A time capsule of water,
gold & Western Australia
A project from the National Trust of WA
A self-guided drive trail between the Perth Hills and Western Australia’s Eastern Goldfields. Go with the Flow. Follow the water to discover more about the audacious goldfields water supply scheme and Engineer CY O’Connor.
“Future generations, I am quite certain will think of us and bless us for our far seeing patriotism, and it will be said of us, as Isaiah said of old, ‘They made a way in the wilderness, and rivers in the desert”
The point is made in Building a State, the history of the Public Works Department from 1829 to 1985, that there was very little need for the government to provide water supplies in Western Australia prior to the late 1880s.

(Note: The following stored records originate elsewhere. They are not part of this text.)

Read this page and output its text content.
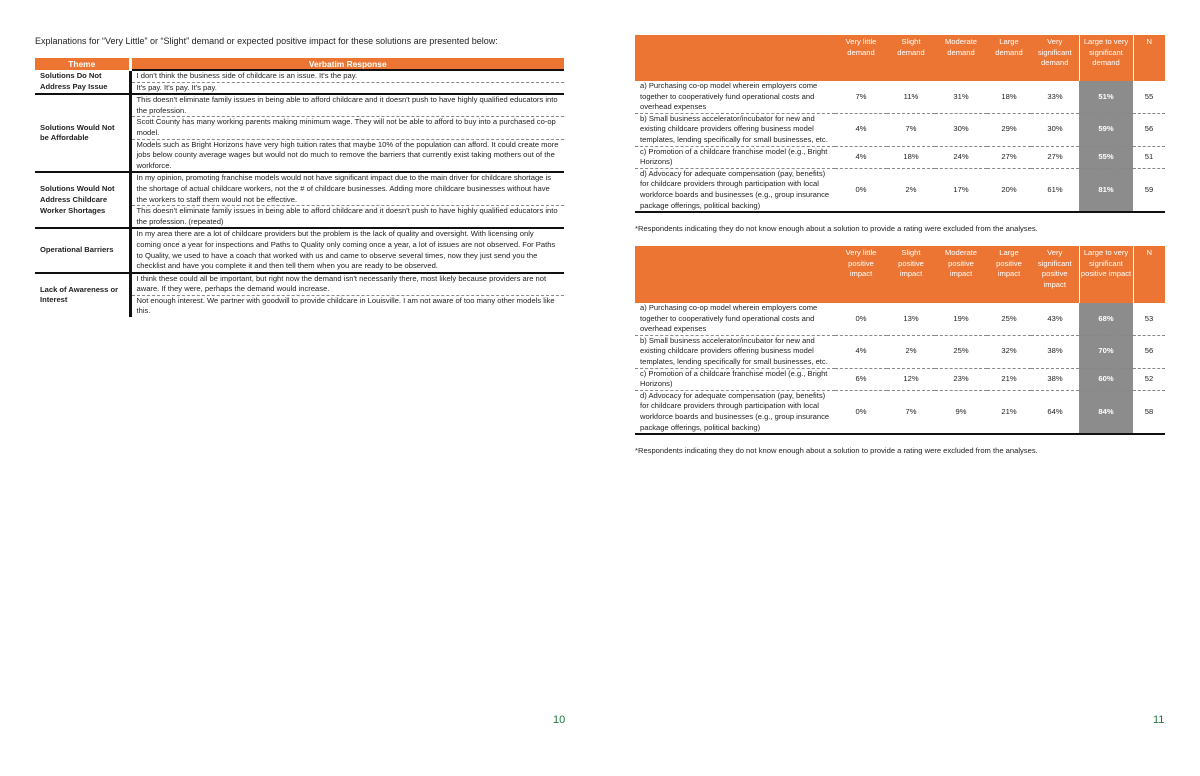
Explanations for “Very Little” or “Slight” demand or expected positive impact for these solutions are presented below:
Theme	Verbatim Response
Solutions Do Not Address Pay Issue	I don't think the business side of childcare is an issue. It's the pay.
	It's pay. It's pay. It's pay.
Solutions Would Not be Affordable	This doesn't eliminate family issues in being able to afford childcare and it doesn't push to have highly qualified educators into the profession.
	Scott County has many working parents making minimum wage. They will not be able to afford to buy into a purchased co-op model.
	Models such as Bright Horizons have very high tuition rates that maybe 10% of the population can afford. It could create more jobs below county average wages but would not do much to remove the barriers that currently exist taking mothers out of the workforce.
Solutions Would Not Address Childcare Worker Shortages	In my opinion, promoting franchise models would not have significant impact due to the main driver for childcare shortage is the shortage of actual childcare workers, not the # of childcare businesses. Adding more childcare businesses without have the workers to staff them would not be effective.
	This doesn't eliminate family issues in being able to afford childcare and it doesn't push to have highly qualified educators into the profession. (repeated)
Operational Barriers	In my area there are a lot of childcare providers but the problem is the lack of quality and oversight. With licensing only coming once a year for inspections and Paths to Quality only coming once a year, a lot of issues are not observed. For Paths to Quality, we used to have a coach that worked with us and came to observe several times, now they just send you the checklist and have you complete it and then tell them when you are ready to be observed.
Lack of Awareness or Interest	I think these could all be important, but right now the demand isn't necessarily there, most likely because providers are not aware. If they were, perhaps the demand would increase.
	Not enough interest. We partner with goodwill to provide childcare in Louisville. I am not aware of too many other models like this.
10
	Very little demand	Slight demand	Moderate demand	Large demand	Very significant demand	Large to very significant demand	N
a) Purchasing co-op model wherein employers come together to cooperatively fund operational costs and overhead expenses	7%	11%	31%	18%	33%	51%	55
b) Small business accelerator/incubator for new and existing childcare providers offering business model templates, lending specifically for small businesses, etc.	4%	7%	30%	29%	30%	59%	56
c) Promotion of a childcare franchise model (e.g., Bright Horizons)	4%	18%	24%	27%	27%	55%	51
d) Advocacy for adequate compensation (pay, benefits) for childcare providers through participation with local workforce boards and businesses (e.g., group insurance package offerings, political backing)	0%	2%	17%	20%	61%	81%	59
*Respondents indicating they do not know enough about a solution to provide a rating were excluded from the analyses.
	Very little positive impact	Slight positive impact	Moderate positive impact	Large positive impact	Very significant positive impact	Large to very significant positive impact	N
a) Purchasing co-op model wherein employers come together to cooperatively fund operational costs and overhead expenses	0%	13%	19%	25%	43%	68%	53
b) Small business accelerator/incubator for new and existing childcare providers offering business model templates, lending specifically for small businesses, etc.	4%	2%	25%	32%	38%	70%	56
c) Promotion of a childcare franchise model (e.g., Bright Horizons)	6%	12%	23%	21%	38%	60%	52
d) Advocacy for adequate compensation (pay, benefits) for childcare providers through participation with local workforce boards and businesses (e.g., group insurance package offerings, political backing)	0%	7%	9%	21%	64%	84%	58
*Respondents indicating they do not know enough about a solution to provide a rating were excluded from the analyses.
11
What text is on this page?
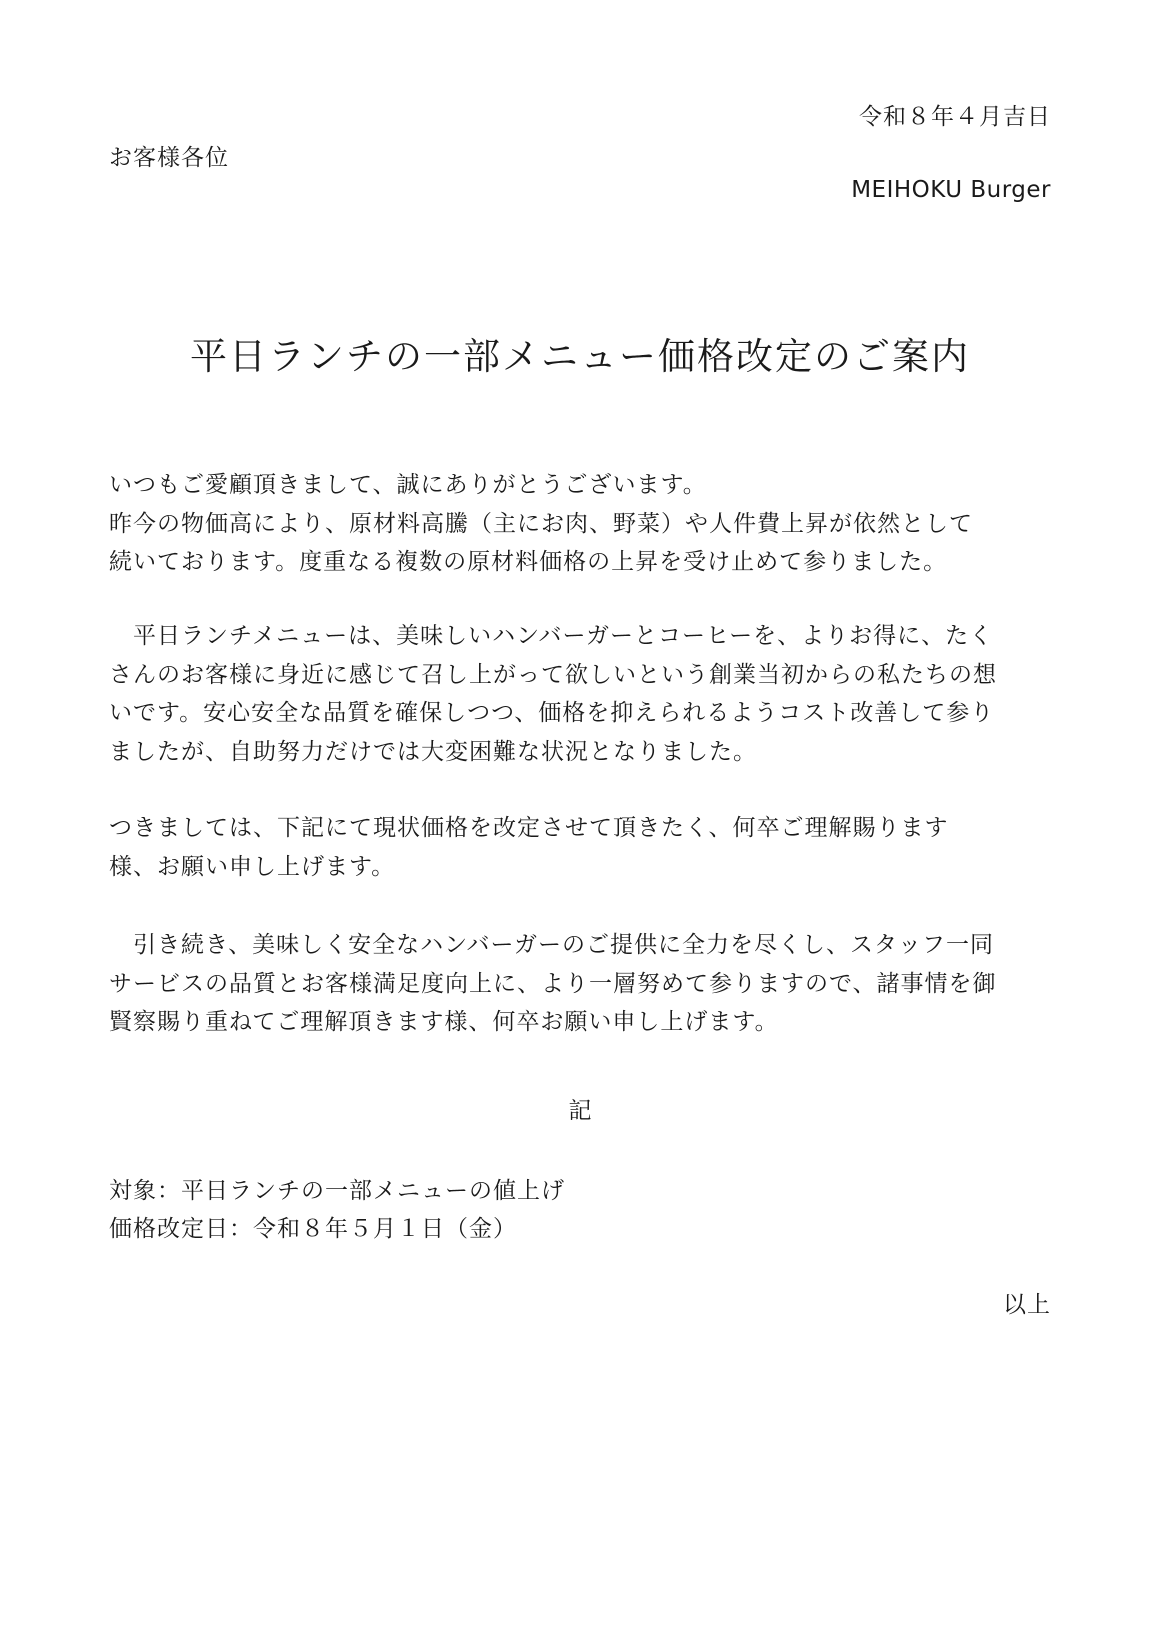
令和８年４月吉日

お客様各位

MEIHOKU Burger

平日ランチの一部メニュー価格改定のご案内
いつもご愛顧頂きまして、誠にありがとうございます。
昨今の物価高により、原材料高騰（主にお肉、野菜）や人件費上昇が依然として
続いております。度重なる複数の原材料価格の上昇を受け止めて参りました。
　平日ランチメニューは、美味しいハンバーガーとコーヒーを、よりお得に、たく
さんのお客様に身近に感じて召し上がって欲しいという創業当初からの私たちの想
いです。安心安全な品質を確保しつつ、価格を抑えられるようコスト改善して参り
ましたが、自助努力だけでは大変困難な状況となりました。
つきましては、下記にて現状価格を改定させて頂きたく、何卒ご理解賜ります
様、お願い申し上げます。
　引き続き、美味しく安全なハンバーガーのご提供に全力を尽くし、スタッフ一同
サービスの品質とお客様満足度向上に、より一層努めて参りますので、諸事情を御
賢察賜り重ねてご理解頂きます様、何卒お願い申し上げます。

記

対象：平日ランチの一部メニューの値上げ
価格改定日：令和８年５月１日（金）

以上
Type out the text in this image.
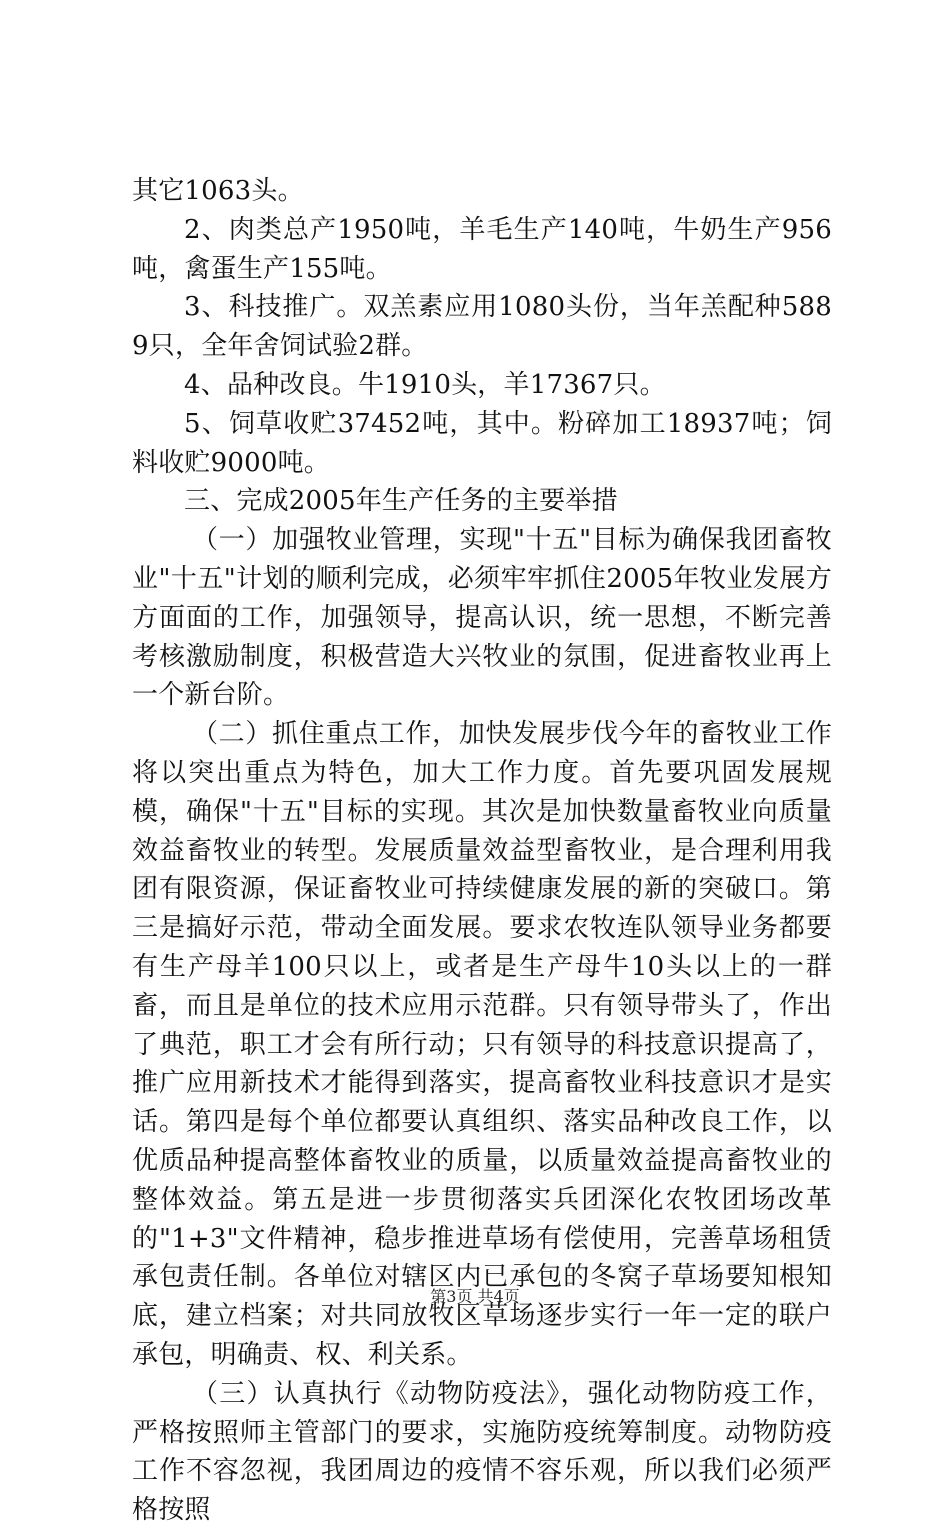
其它1063头。

2、肉类总产1950吨，羊毛生产140吨，牛奶生产956吨，禽蛋生产155吨。

3、科技推广。双羔素应用1080头份，当年羔配种5889只，全年舍饲试验2群。

4、品种改良。牛1910头，羊17367只。

5、饲草收贮37452吨，其中。粉碎加工18937吨；饲料收贮9000吨。

三、完成2005年生产任务的主要举措

（一）加强牧业管理，实现"十五"目标为确保我团畜牧业"十五"计划的顺利完成，必须牢牢抓住2005年牧业发展方方面面的工作，加强领导，提高认识，统一思想，不断完善考核激励制度，积极营造大兴牧业的氛围，促进畜牧业再上一个新台阶。

（二）抓住重点工作，加快发展步伐今年的畜牧业工作将以突出重点为特色，加大工作力度。首先要巩固发展规模，确保"十五"目标的实现。其次是加快数量畜牧业向质量效益畜牧业的转型。发展质量效益型畜牧业，是合理利用我团有限资源，保证畜牧业可持续健康发展的新的突破口。第三是搞好示范，带动全面发展。要求农牧连队领导业务都要有生产母羊100只以上，或者是生产母牛10头以上的一群畜，而且是单位的技术应用示范群。只有领导带头了，作出了典范，职工才会有所行动；只有领导的科技意识提高了，推广应用新技术才能得到落实，提高畜牧业科技意识才是实话。第四是每个单位都要认真组织、落实品种改良工作，以优质品种提高整体畜牧业的质量，以质量效益提高畜牧业的整体效益。第五是进一步贯彻落实兵团深化农牧团场改革的"1+3"文件精神，稳步推进草场有偿使用，完善草场租赁承包责任制。各单位对辖区内已承包的冬窝子草场要知根知底，建立档案；对共同放牧区草场逐步实行一年一定的联户承包，明确责、权、利关系。

（三）认真执行《动物防疫法》，强化动物防疫工作，严格按照师主管部门的要求，实施防疫统筹制度。动物防疫工作不容忽视，我团周边的疫情不容乐观，所以我们必须严格按照

第3页 共4页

Domestic water supply was largely the responsibility of the individual householder.
The discovery and development of the goldfields, however, particularly the Yilgarn, Colgardie, Murchison, Dundas and other adjacent fields set u a chain reaction which, in the space of a year or two, placed the Public Works Department under extreme pressure to provide even the most basic water supply to those areas.
The Yilgarn and Coolgardie discoveries resulted in the rapid development of the Eastern Railway which needed copious amounts of good quality water for its operations.
In September 1893 Assistant Engineer William Shields was sent to search the country either side of the railway from Northam to Southern Cross and beyond for any permanent water or the means of obtaining it.
Shields recommended the use of large areas of rock from which run-off could be obtained. Following his recommendations, four large excavated tanks were constructed at Kellerberrin, Merredin and Parker’s Road, ranging in capacity from 4 million to 7.5 million gallons. The contractor for the railway to Southern Cross, J McDowell constructed the first three as an addition to his contract. The one at Parker’s Road was constructed by the Public Works Department.